VIENNA, Austria — The archdiocese of Vienna has reported a rise in the number of men training for the priesthood.
Fourteen new candidates entered the archdiocese’s three seminaries this autumn. Eleven of them are from Vienna archdiocese and the remaining three are from the dioceses of Eisenstadt and St. Pölten.
The archdiocese brought its three seminaries together under one roof in 2012. In total, 52 candidates are now training there. The oldest was born in 1946 and the youngest in 2000, reported CNA Deutsch, CNA’s German-language news partner, Nov. 19.
According to the archdiocese, the candidates come from a wide variety of backgrounds. They include musicians, chemists, nurses, former civil servants and a winemaker.
Some of the candidates previously left the Church, but found their way back to faith and now want to dedicate their lives completely to God.
Cardinal Christoph Schönborn has led Vienna archdiocese since 1995. He tendered his resignation as archbishop of Vienna before his 75th birthday in January. Pope Francis declined the resignation, asking Cardinal Schönborn, a Dominican friar descended from the Austrian nobility, to stay on for “an indefinite period.”

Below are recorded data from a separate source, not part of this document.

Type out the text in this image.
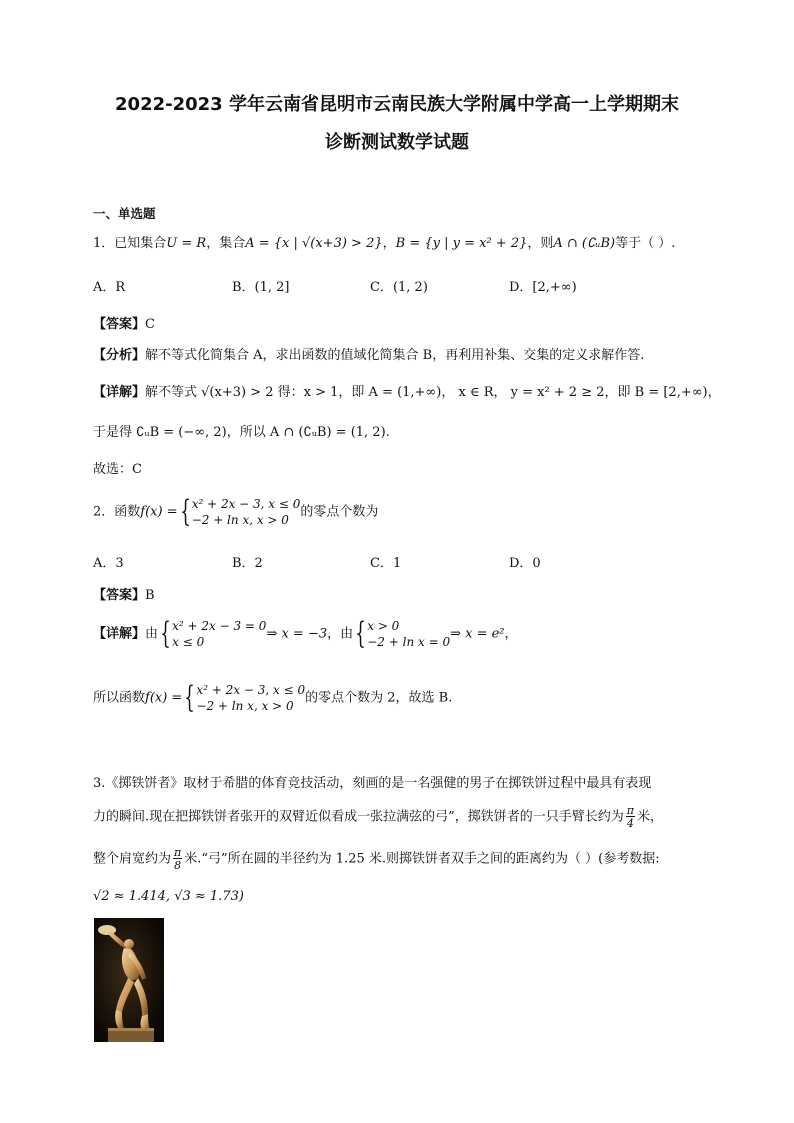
2022-2023 学年云南省昆明市云南民族大学附属中学高一上学期期末
诊断测试数学试题
一、单选题
1．已知集合U = R，集合A = {x | √(x+3) > 2}，B = {y | y = x² + 2}，则A ∩ (∁ᵤB)等于（ ）.
A．R	B．(1, 2]	C．(1, 2)	D．[2,+∞)
【答案】C
【分析】解不等式化简集合 A，求出函数的值域化简集合 B，再利用补集、交集的定义求解作答.
【详解】解不等式 √(x+3) > 2 得：x > 1，即 A = (1,+∞)， x ∈ R， y = x² + 2 ≥ 2，即 B = [2,+∞)，
于是得 ∁ᵤB = (−∞, 2)，所以 A ∩ (∁ᵤB) = (1, 2).
故选：C
2．函数f(x) ={ x² + 2x − 3, x ≤ 0
−2 + ln x, x > 0
的零点个数为
A．3	B．2	C．1	D．0
【答案】B
【详解】由{ x² + 2x − 3 = 0
x ≤ 0
⇒ x = −3，由{ x > 0
−2 + ln x = 0
⇒ x = e²，
所以函数f(x) ={ x² + 2x − 3, x ≤ 0
−2 + ln x, x > 0
的零点个数为 2，故选 B.
3.《掷铁饼者》取材于希腊的体育竞技活动，刻画的是一名强健的男子在掷铁饼过程中最具有表现
力的瞬间.现在把掷铁饼者张开的双臂近似看成一张拉满弦的弓”，掷铁饼者的一只手臂长约为 $\frac{\pi}{4}$ 米，
整个肩宽约为 $\frac{\pi}{8}$ 米.“弓”所在圆的半径约为 1.25 米.则掷铁饼者双手之间的距离约为（ ）(参考数据:
√2 ≈ 1.414, √3 ≈ 1.73)
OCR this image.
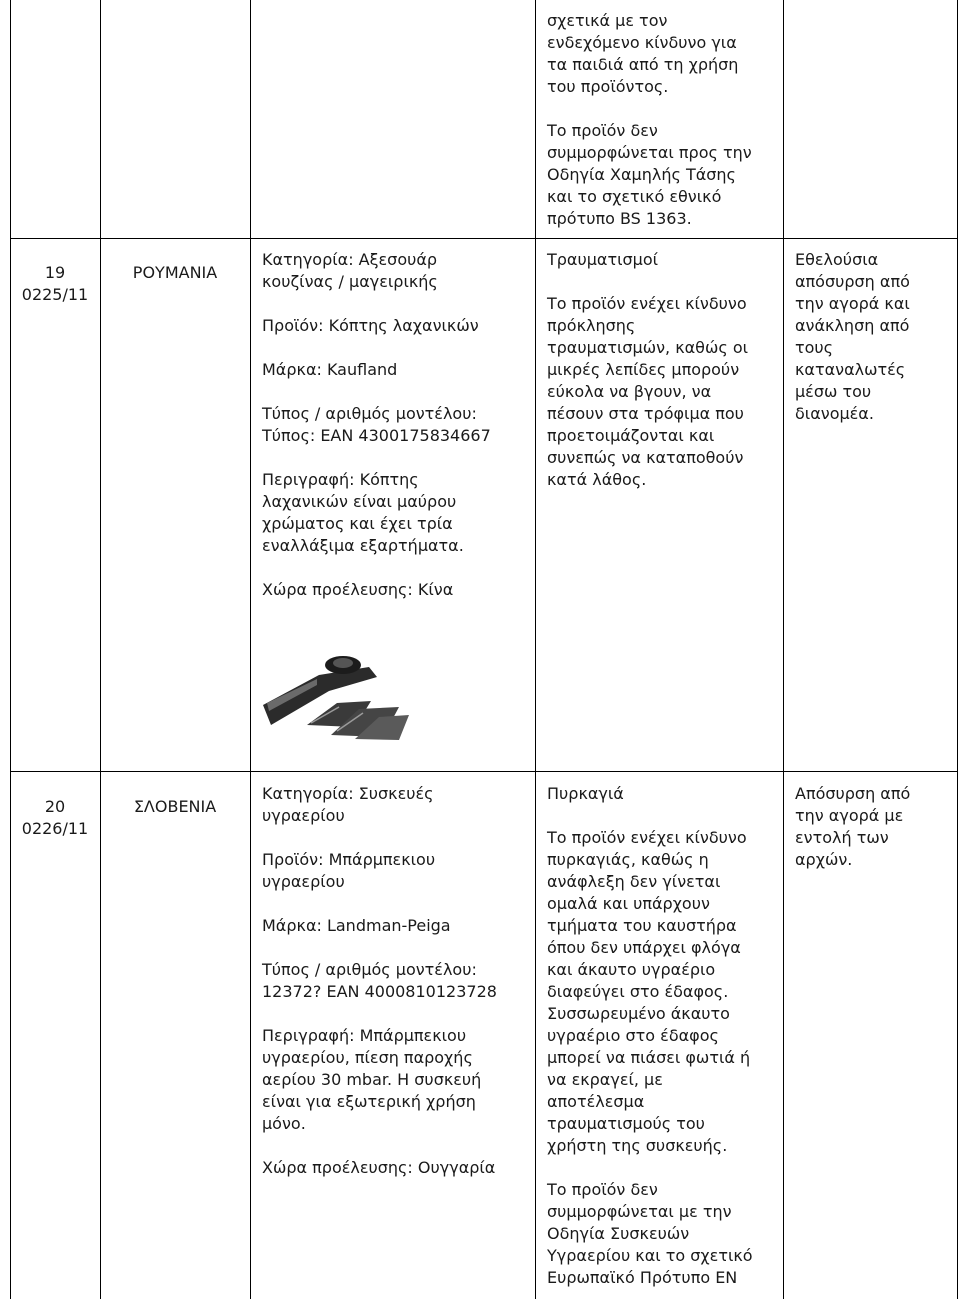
σχετικά με τον
ενδεχόμενο κίνδυνο για
τα παιδιά από τη χρήση
του προϊόντος.

Το προϊόν δεν
συμμορφώνεται προς την
Οδηγία Χαμηλής Τάσης
και το σχετικό εθνικό
πρότυπο BS 1363.

19
0225/11
ΡΟΥΜΑΝΙΑ

Κατηγορία: Αξεσουάρ
κουζίνας / μαγειρικής

Προϊόν: Κόπτης λαχανικών

Μάρκα: Kaufland

Τύπος / αριθμός μοντέλου:
Τύπος: EAN 4300175834667

Περιγραφή: Κόπτης
λαχανικών είναι μαύρου
χρώματος και έχει τρία
εναλλάξιμα εξαρτήματα.

Χώρα προέλευσης: Κίνα

Τραυματισμοί

Το προϊόν ενέχει κίνδυνο
πρόκλησης
τραυματισμών, καθώς οι
μικρές λεπίδες μπορούν
εύκολα να βγουν, να
πέσουν στα τρόφιμα που
προετοιμάζονται και
συνεπώς να καταποθούν
κατά λάθος.

Εθελούσια
απόσυρση από
την αγορά και
ανάκληση από
τους
καταναλωτές
μέσω του
διανομέα.

20
0226/11
ΣΛΟΒΕΝΙΑ

Κατηγορία: Συσκευές
υγραερίου

Προϊόν: Μπάρμπεκιου
υγραερίου

Μάρκα: Landman-Peiga

Τύπος / αριθμός μοντέλου:
12372? EAN 4000810123728

Περιγραφή: Μπάρμπεκιου
υγραερίου, πίεση παροχής
αερίου 30 mbar. Η συσκευή
είναι για εξωτερική χρήση
μόνο.

Χώρα προέλευσης: Ουγγαρία

Πυρκαγιά

Το προϊόν ενέχει κίνδυνο
πυρκαγιάς, καθώς η
ανάφλεξη δεν γίνεται
ομαλά και υπάρχουν
τμήματα του καυστήρα
όπου δεν υπάρχει φλόγα
και άκαυτο υγραέριο
διαφεύγει στο έδαφος.
Συσσωρευμένο άκαυτο
υγραέριο στο έδαφος
μπορεί να πιάσει φωτιά ή
να εκραγεί, με
αποτέλεσμα
τραυματισμούς του
χρήστη της συσκευής.

Το προϊόν δεν
συμμορφώνεται με την
Οδηγία Συσκευών
Υγραερίου και το σχετικό
Ευρωπαϊκό Πρότυπο EN

Απόσυρση από
την αγορά με
εντολή των
αρχών.
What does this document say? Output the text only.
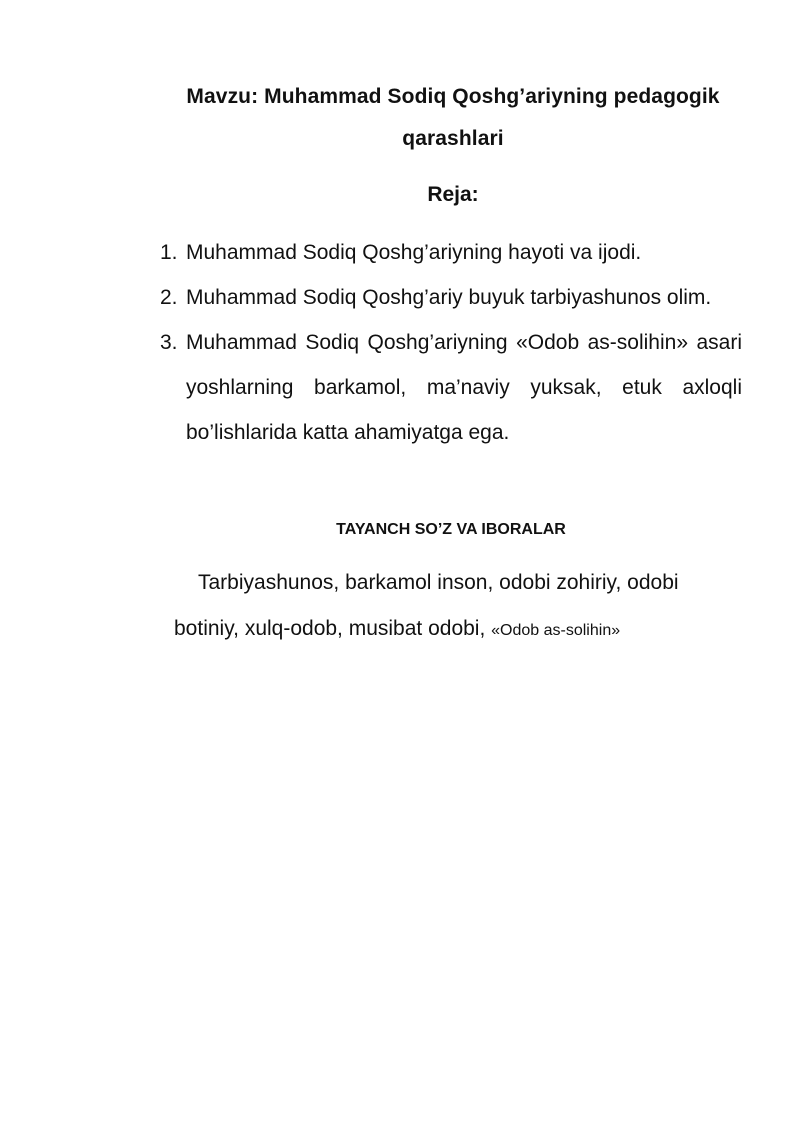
Mavzu: Muhammad Sodiq Qoshg’ariyning pedagogik
qarashlari
Reja:
1. Muhammad Sodiq Qoshg’ariyning hayoti va ijodi.
2. Muhammad Sodiq Qoshg’ariy buyuk tarbiyashunos olim.
3. Muhammad Sodiq Qoshg’ariyning «Odob as-solihin» asari yoshlarning barkamol, ma’naviy yuksak, etuk axloqli bo’lishlarida katta ahamiyatga ega.
TAYANCH SO’Z VA IBORALAR
Tarbiyashunos, barkamol inson, odobi zohiriy, odobi botiniy, xulq-odob, musibat odobi, «Odob as-solihin»
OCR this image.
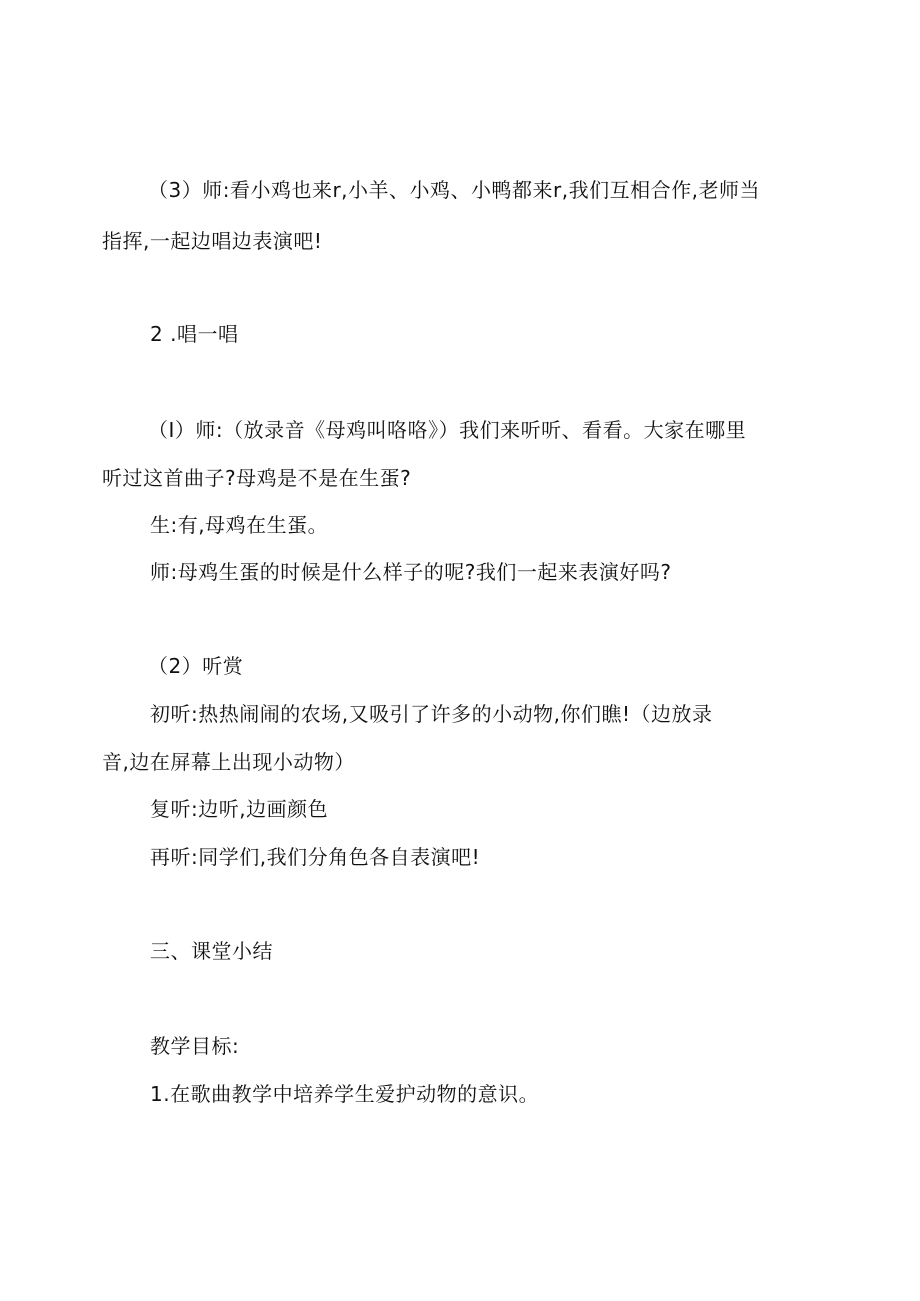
（3）师:看小鸡也来r,小羊、小鸡、小鸭都来r,我们互相合作,老师当
指挥,一起边唱边表演吧!
2 .唱一唱
（I）师:（放录音《母鸡叫咯咯》）我们来听听、看看。大家在哪里
听过这首曲子?母鸡是不是在生蛋?
生:有,母鸡在生蛋。
师:母鸡生蛋的时候是什么样子的呢?我们一起来表演好吗?
（2）听赏
初听:热热闹闹的农场,又吸引了许多的小动物,你们瞧!（边放录
音,边在屏幕上出现小动物）
复听:边听,边画颜色
再听:同学们,我们分角色各自表演吧!
三、课堂小结
教学目标:
1.在歌曲教学中培养学生爱护动物的意识。
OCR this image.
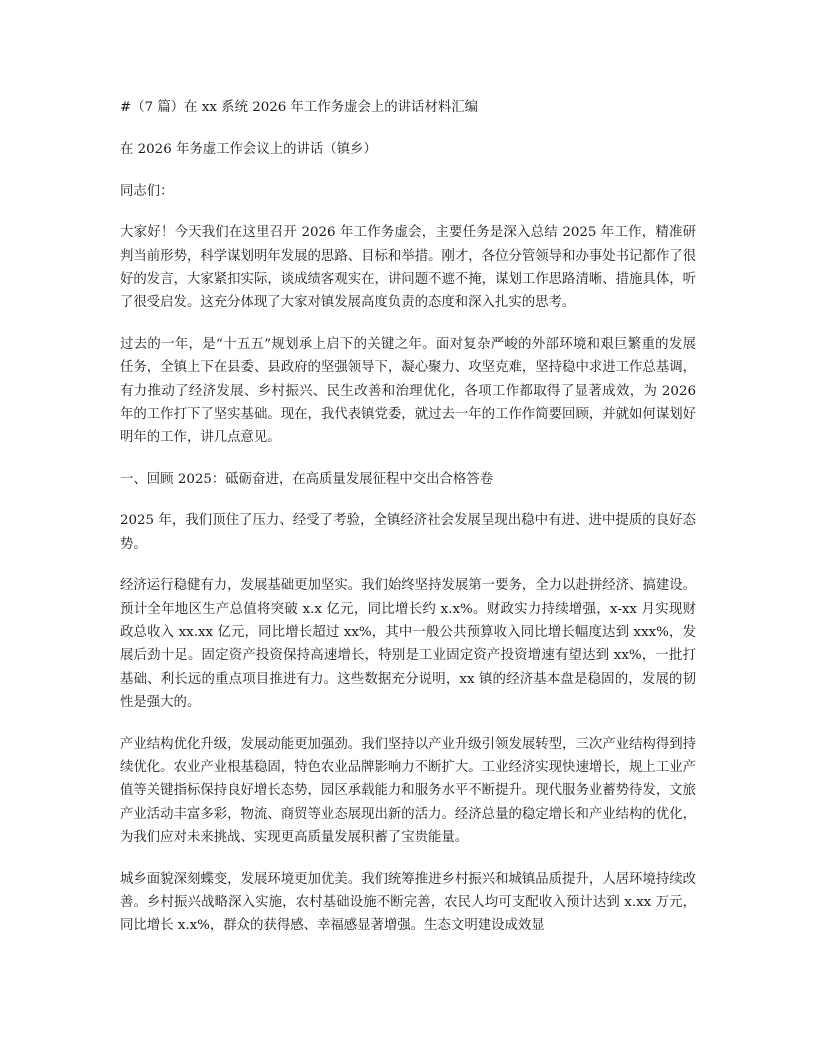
#（7 篇）在 xx 系统 2026 年工作务虚会上的讲话材料汇编

在 2026 年务虚工作会议上的讲话（镇乡）

同志们：

大家好！今天我们在这里召开 2026 年工作务虚会，主要任务是深入总结 2025 年工作，精准研判当前形势，科学谋划明年发展的思路、目标和举措。刚才，各位分管领导和办事处书记都作了很好的发言，大家紧扣实际，谈成绩客观实在，讲问题不遮不掩，谋划工作思路清晰、措施具体，听了很受启发。这充分体现了大家对镇发展高度负责的态度和深入扎实的思考。

过去的一年，是“十五五”规划承上启下的关键之年。面对复杂严峻的外部环境和艰巨繁重的发展任务，全镇上下在县委、县政府的坚强领导下，凝心聚力、攻坚克难，坚持稳中求进工作总基调，有力推动了经济发展、乡村振兴、民生改善和治理优化，各项工作都取得了显著成效，为 2026 年的工作打下了坚实基础。现在，我代表镇党委，就过去一年的工作作简要回顾，并就如何谋划好明年的工作，讲几点意见。

一、回顾 2025：砥砺奋进，在高质量发展征程中交出合格答卷

2025 年，我们顶住了压力、经受了考验，全镇经济社会发展呈现出稳中有进、进中提质的良好态势。

经济运行稳健有力，发展基础更加坚实。我们始终坚持发展第一要务，全力以赴拼经济、搞建设。预计全年地区生产总值将突破 x.x 亿元，同比增长约 x.x%。财政实力持续增强，x-xx 月实现财政总收入 xx.xx 亿元，同比增长超过 xx%，其中一般公共预算收入同比增长幅度达到 xxx%，发展后劲十足。固定资产投资保持高速增长，特别是工业固定资产投资增速有望达到 xx%，一批打基础、利长远的重点项目推进有力。这些数据充分说明，xx 镇的经济基本盘是稳固的，发展的韧性是强大的。

产业结构优化升级，发展动能更加强劲。我们坚持以产业升级引领发展转型，三次产业结构得到持续优化。农业产业根基稳固，特色农业品牌影响力不断扩大。工业经济实现快速增长，规上工业产值等关键指标保持良好增长态势，园区承载能力和服务水平不断提升。现代服务业蓄势待发，文旅产业活动丰富多彩，物流、商贸等业态展现出新的活力。经济总量的稳定增长和产业结构的优化，为我们应对未来挑战、实现更高质量发展积蓄了宝贵能量。

城乡面貌深刻蝶变，发展环境更加优美。我们统筹推进乡村振兴和城镇品质提升，人居环境持续改善。乡村振兴战略深入实施，农村基础设施不断完善，农民人均可支配收入预计达到 x.xx 万元，同比增长 x.x%，群众的获得感、幸福感显著增强。生态文明建设成效显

Candidates for the priesthood in Vienna study Catholic theology at the faculty in the Austrian capital. An increasing number of candidates are entering the seminary from the Pope Benedict XVI Philosophical-Theological University, a pontifical university in Heiligenkreuz, an Austrian town famous for its Cistercian abbey. Four of the 14 new candidates have studied in Heiligenkreuz or are continuing their studies there.
Matthias Ruzicka, 25, told CNA Deutsch that the seminarians were “a motley crew.” Ruzicka, who entered seminary in Vienna in October 2019, described the atmosphere as “fresh and exciting.” He said that the Austrian capital was a good location because of the city’s large number of Catholic communities. Candidates brought these different spiritualities with them to the seminary, he said.
Ruzicka suggested that the rise in seminarians was connected to the “openness that can also be felt in many other areas of the Church in the archdiocese of Vienna.” He added that candidates were not labeled as “conservative” or “progressive,” but rather God was at the center “and the personal story that he writes with each individual.”
Seminary formation lasts six to eight years. In addition to studying theology, candidates are given a “free year” in which to study abroad, including outside Europe.
At the end of seminary training, there is often a “practical year” before the candidates prepare for their ordination as transitional deacons. They are usually ordained to the priesthood a year or two later.